The role was focused on building new relationships and growing existing book of business for mid-size companies ($50M-$500M revenue range). WF commercial banking is a serious enterprise sales motion, not transactional.
Process breakdown:
Phone screen with recruiter. They asked about my current book of business size, whether I had existing relationships in the target geography, and my experience with treasury management products. If you don't know what treasury management is at a high level (cash management, payables/receivables optimization, fraud controls), learn before you call. It's the product most RMs lead with.
First round with hiring manager. Behavioral heavy. Tell me about your biggest deal and how you brought it across the line. Tell me about a relationship you lost and what you'd do differently. How do you manage a pipeline when you have 80+ prospects at different stages. Classic enterprise sales interview content but framed in the banking context.
Presentation round. They gave me a mock prospect scenario: a manufacturing company doing $120M revenue, currently banking with a regional competitor. I had to present a relationship overview as if I were pitching them to switch. They specifically said they wanted to see how I'd position WF's capabilities, handle objections about switching costs, and show that I understood the client's business before trying to sell them something.
This is the round most candidates apparently fail. The ones who walk in with a generic bank pitch get dinged. They want to see that you've thought about the client's specific situation first.

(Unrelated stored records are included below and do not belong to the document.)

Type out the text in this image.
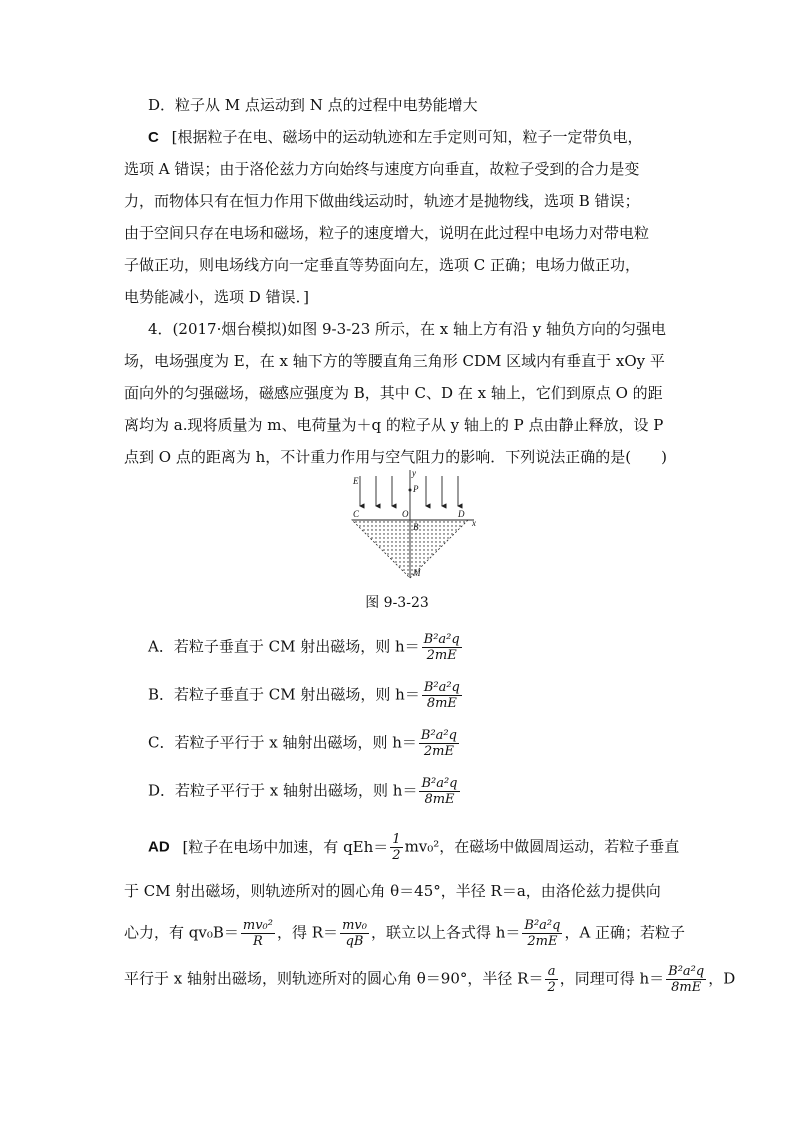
D．粒子从 M 点运动到 N 点的过程中电势能增大
C [根据粒子在电、磁场中的运动轨迹和左手定则可知，粒子一定带负电，
选项 A 错误；由于洛伦兹力方向始终与速度方向垂直，故粒子受到的合力是变
力，而物体只有在恒力作用下做曲线运动时，轨迹才是抛物线，选项 B 错误；
由于空间只存在电场和磁场，粒子的速度增大，说明在此过程中电场力对带电粒
子做正功，则电场线方向一定垂直等势面向左，选项 C 正确；电场力做正功，
电势能减小，选项 D 错误．]
4．(2017·烟台模拟)如图 9-3-23 所示，在 x 轴上方有沿 y 轴负方向的匀强电
场，电场强度为 E，在 x 轴下方的等腰直角三角形 CDM 区域内有垂直于 xOy 平
面向外的匀强磁场，磁感应强度为 B，其中 C、D 在 x 轴上，它们到原点 O 的距
离均为 a.现将质量为 m、电荷量为＋q 的粒子从 y 轴上的 P 点由静止释放，设 P
点到 O 点的距离为 h，不计重力作用与空气阻力的影响．下列说法正确的是(　　)
E
y
P
C	O	D
x
B
M
图 9-3-23
A．若粒子垂直于 CM 射出磁场，则 $h= \frac{\text{B²a²q}}{2mE}$
B．若粒子垂直于 CM 射出磁场，则 $h= \frac{\text{B²a²q}}{8mE}$
C．若粒子平行于 x 轴射出磁场，则 $h= \frac{\text{B²a²q}}{2mE}$
D．若粒子平行于 x 轴射出磁场，则 $h= \frac{\text{B²a²q}}{8mE}$
AD [粒子在电场中加速，有 $qEh= \frac{1}{2} mv_0^2$，在磁场中做圆周运动，若粒子垂直
于 CM 射出磁场，则轨迹所对的圆心角 θ＝45°，半径 R＝a，由洛伦兹力提供向
心力，有 $qv_0B= \frac{\text{mv₀²}}{R}$ ，得 $R= \frac{\text{mv₀}}{qB}$ ，联立以上各式得 $h= \frac{\text{B²a²q}}{2mE}$ ，A 正确；若粒子
平行于 x 轴射出磁场，则轨迹所对的圆心角 θ＝90°，半径 $R= \frac{a}{2}$ ，同理可得 $h= \frac{\text{B²a²q}}{8mE}$ ，D
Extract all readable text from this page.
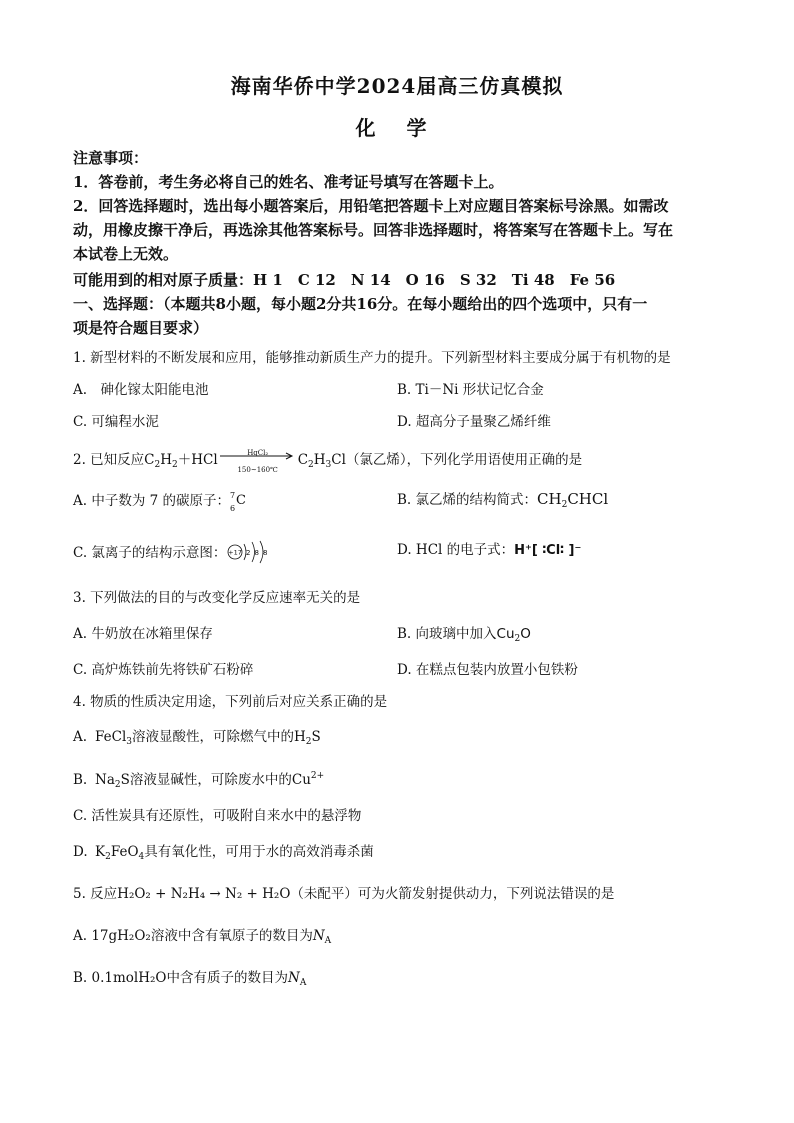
海南华侨中学2024届高三仿真模拟
化 学
注意事项：
1．答卷前，考生务必将自己的姓名、准考证号填写在答题卡上。
2．回答选择题时，选出每小题答案后，用铅笔把答题卡上对应题目答案标号涂黑。如需改
动，用橡皮擦干净后，再选涂其他答案标号。回答非选择题时，将答案写在答题卡上。写在
本试卷上无效。
可能用到的相对原子质量：H 1　C 12　N 14　O 16　S 32　Ti 48　Fe 56
一、选择题：（本题共8小题，每小题2分共16分。在每小题给出的四个选项中，只有一
项是符合题目要求）
1. 新型材料的不断发展和应用，能够推动新质生产力的提升。下列新型材料主要成分属于有机物的是
A.　砷化镓太阳能电池	B. Ti－Ni 形状记忆合金
C. 可编程水泥	D. 超高分子量聚乙烯纤维
2. 已知反应$C_2H_2+HCl$	HgCl₂
150~160℃
$C_2H_3Cl$（氯乙烯），下列化学用语使用正确的是
A. 中子数为 7 的碳原子： 7
6
C	B. 氯乙烯的结构简式：$CH_2CHCl$
C. 氯离子的结构示意图： +17 2 8 8	D. HCl 的电子式：H⁺[ ∶Cl∶ ]⁻
3. 下列做法的目的与改变化学反应速率无关的是
A. 牛奶放在冰箱里保存	B. 向玻璃中加入$Cu_2O$
C. 高炉炼铁前先将铁矿石粉碎	D. 在糕点包装内放置小包铁粉
4. 物质的性质决定用途，下列前后对应关系正确的是
A. FeCl$_3$溶液显酸性，可除燃气中的$H_2S$
B. $Na_2S$溶液显碱性，可除废水中的$Cu^{2+}$
C. 活性炭具有还原性，可吸附自来水中的悬浮物
D. $K_2FeO_4$具有氧化性，可用于水的高效消毒杀菌
5. 反应H₂O₂ + N₂H₄ → N₂ + H₂O（未配平）可为火箭发射提供动力，下列说法错误的是
A. 17gH₂O₂溶液中含有氧原子的数目为$N_A$
B. 0.1molH₂O中含有质子的数目为$N_A$
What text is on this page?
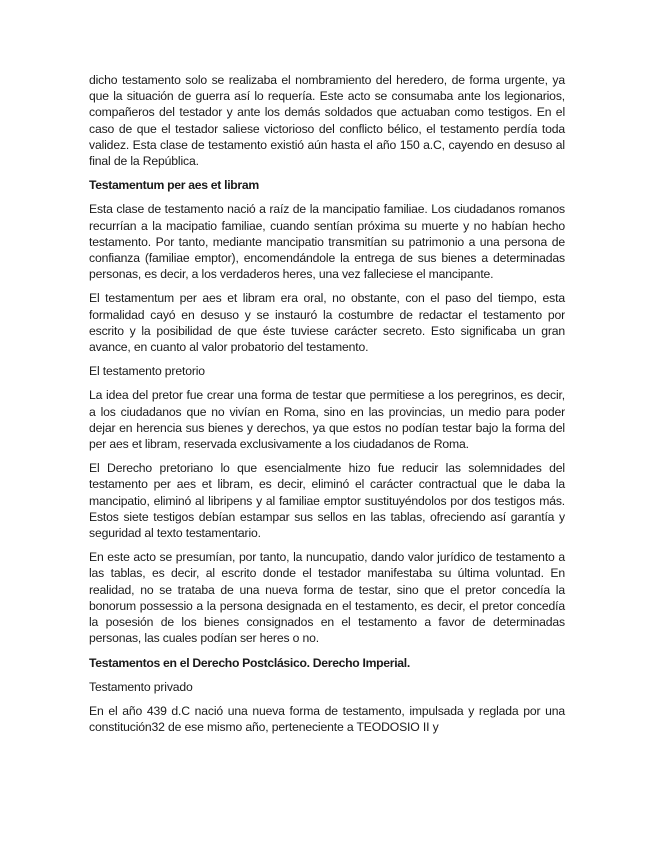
dicho testamento solo se realizaba el nombramiento del heredero, de forma urgente, ya que la situación de guerra así lo requería. Este acto se consumaba ante los legionarios, compañeros del testador y ante los demás soldados que actuaban como testigos. En el caso de que el testador saliese victorioso del conflicto bélico, el testamento perdía toda validez. Esta clase de testamento existió aún hasta el año 150 a.C, cayendo en desuso al final de la República.

Testamentum per aes et libram

Esta clase de testamento nació a raíz de la mancipatio familiae. Los ciudadanos romanos recurrían a la macipatio familiae, cuando sentían próxima su muerte y no habían hecho testamento. Por tanto, mediante mancipatio transmitían su patrimonio a una persona de confianza (familiae emptor), encomendándole la entrega de sus bienes a determinadas personas, es decir, a los verdaderos heres, una vez falleciese el mancipante.

El testamentum per aes et libram era oral, no obstante, con el paso del tiempo, esta formalidad cayó en desuso y se instauró la costumbre de redactar el testamento por escrito y la posibilidad de que éste tuviese carácter secreto. Esto significaba un gran avance, en cuanto al valor probatorio del testamento.

El testamento pretorio

La idea del pretor fue crear una forma de testar que permitiese a los peregrinos, es decir, a los ciudadanos que no vivían en Roma, sino en las provincias, un medio para poder dejar en herencia sus bienes y derechos, ya que estos no podían testar bajo la forma del per aes et libram, reservada exclusivamente a los ciudadanos de Roma.

El Derecho pretoriano lo que esencialmente hizo fue reducir las solemnidades del testamento per aes et libram, es decir, eliminó el carácter contractual que le daba la mancipatio, eliminó al libripens y al familiae emptor sustituyéndolos por dos testigos más. Estos siete testigos debían estampar sus sellos en las tablas, ofreciendo así garantía y seguridad al texto testamentario.

En este acto se presumían, por tanto, la nuncupatio, dando valor jurídico de testamento a las tablas, es decir, al escrito donde el testador manifestaba su última voluntad. En realidad, no se trataba de una nueva forma de testar, sino que el pretor concedía la bonorum possessio a la persona designada en el testamento, es decir, el pretor concedía la posesión de los bienes consignados en el testamento a favor de determinadas personas, las cuales podían ser heres o no.

Testamentos en el Derecho Postclásico. Derecho Imperial.

Testamento privado

En el año 439 d.C nació una nueva forma de testamento, impulsada y reglada por una constitución32 de ese mismo año, perteneciente a TEODOSIO II y
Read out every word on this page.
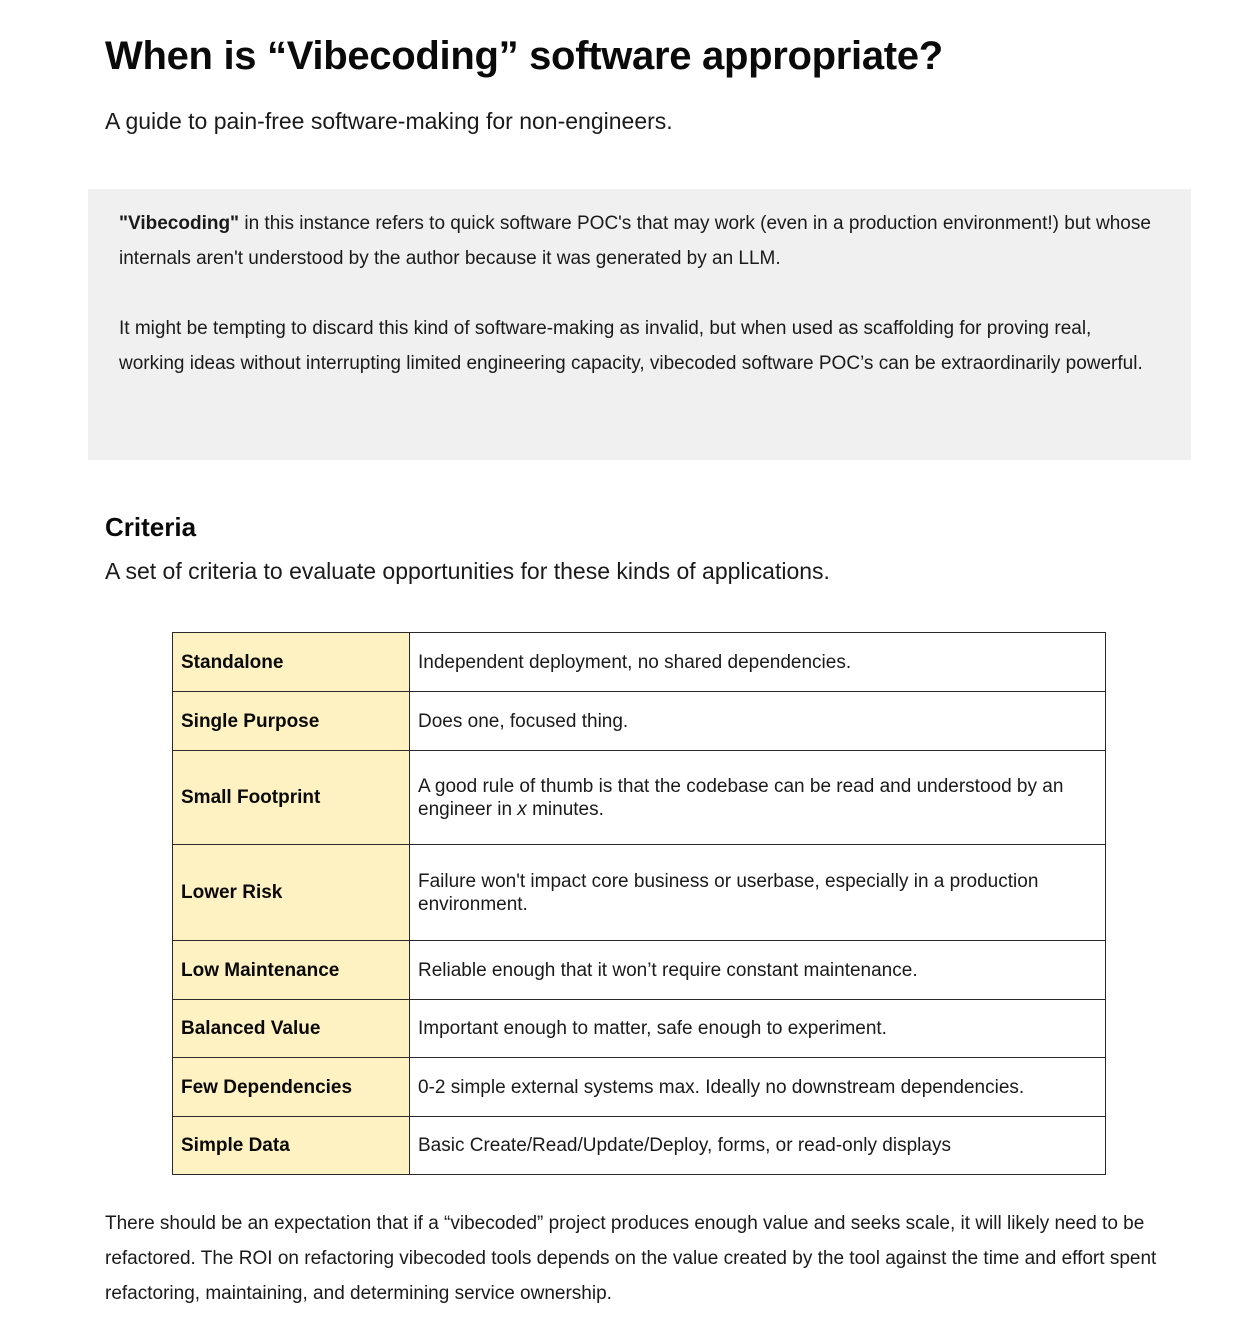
When is “Vibecoding” software appropriate?

A guide to pain-free software-making for non-engineers.

"Vibecoding" in this instance refers to quick software POC's that may work (even in a production environment!) but whose internals aren't understood by the author because it was generated by an LLM.

It might be tempting to discard this kind of software-making as invalid, but when used as scaffolding for proving real, working ideas without interrupting limited engineering capacity, vibecoded software POC’s can be extraordinarily powerful.

Criteria

A set of criteria to evaluate opportunities for these kinds of applications.

Standalone	Independent deployment, no shared dependencies.
Single Purpose	Does one, focused thing.
Small Footprint	A good rule of thumb is that the codebase can be read and understood by an engineer in x minutes.
Lower Risk	Failure won't impact core business or userbase, especially in a production environment.
Low Maintenance	Reliable enough that it won’t require constant maintenance.
Balanced Value	Important enough to matter, safe enough to experiment.
Few Dependencies	0-2 simple external systems max. Ideally no downstream dependencies.
Simple Data	Basic Create/Read/Update/Deploy, forms, or read-only displays

There should be an expectation that if a “vibecoded” project produces enough value and seeks scale, it will likely need to be refactored. The ROI on refactoring vibecoded tools depends on the value created by the tool against the time and effort spent refactoring, maintaining, and determining service ownership.
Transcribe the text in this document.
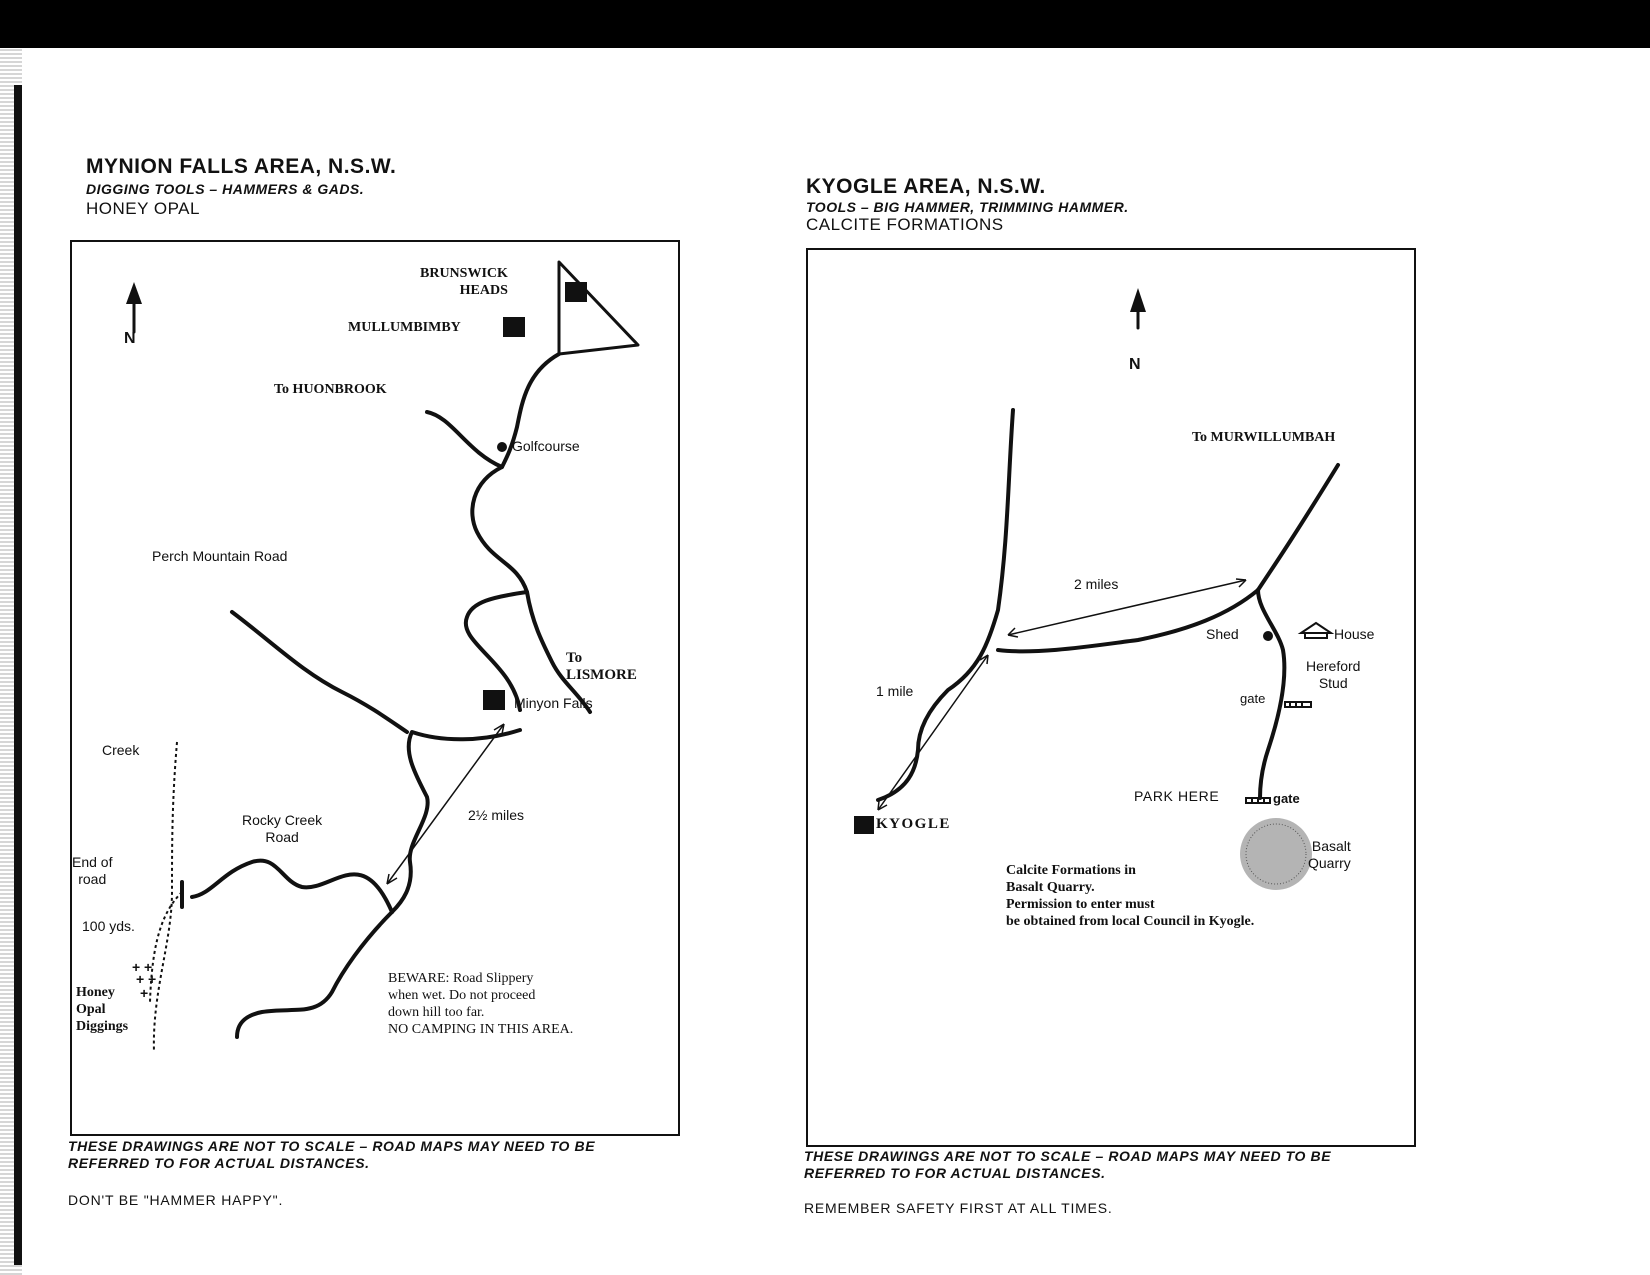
MYNION FALLS AREA, N.S.W.
DIGGING TOOLS – HAMMERS & GADS.
HONEY OPAL
+ +
+ +
+
N
BRUNSWICK
HEADS
MULLUMBIMBY
To HUONBROOK
Golfcourse
Perch Mountain Road
To
LISMORE
Minyon Falls
Creek
Rocky Creek
Road
2½ miles
End of
road
100 yds.
Honey
Opal
Diggings
BEWARE: Road Slippery
when wet. Do not proceed
down hill too far.
NO CAMPING IN THIS AREA.
THESE DRAWINGS ARE NOT TO SCALE – ROAD MAPS MAY NEED TO BE
REFERRED TO FOR ACTUAL DISTANCES.
DON'T BE "HAMMER HAPPY".
KYOGLE AREA, N.S.W.
TOOLS – BIG HAMMER, TRIMMING HAMMER.
CALCITE FORMATIONS
N
To MURWILLUMBAH
2 miles
1 mile
Shed	House
Hereford
Stud
gate
gate
PARK HERE
KYOGLE
Basalt
Quarry
Calcite Formations in
Basalt Quarry.
Permission to enter must
be obtained from local Council in Kyogle.
THESE DRAWINGS ARE NOT TO SCALE – ROAD MAPS MAY NEED TO BE
REFERRED TO FOR ACTUAL DISTANCES.
REMEMBER SAFETY FIRST AT ALL TIMES.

Final panel. Met with the regional director and two peer RMs. More behavioral, more digging on past performance numbers. What were your metrics at your last role: new relationships opened, revenue generated, cross-sell ratios. Be ready to talk numbers confidently.
Comp: base around $95k for the relationship manager title in Denver, with significant variable upside tied to net new revenue. Total comp with a decent book could be $150-180k. Senior and managing director levels go meaningfully higher.
One thing I didn't see on any other posts: they explicitly asked whether I had a non-solicit agreement from my prior employer. Banks care a lot about this because the whole value of hiring an experienced RM is often the existing relationships they bring.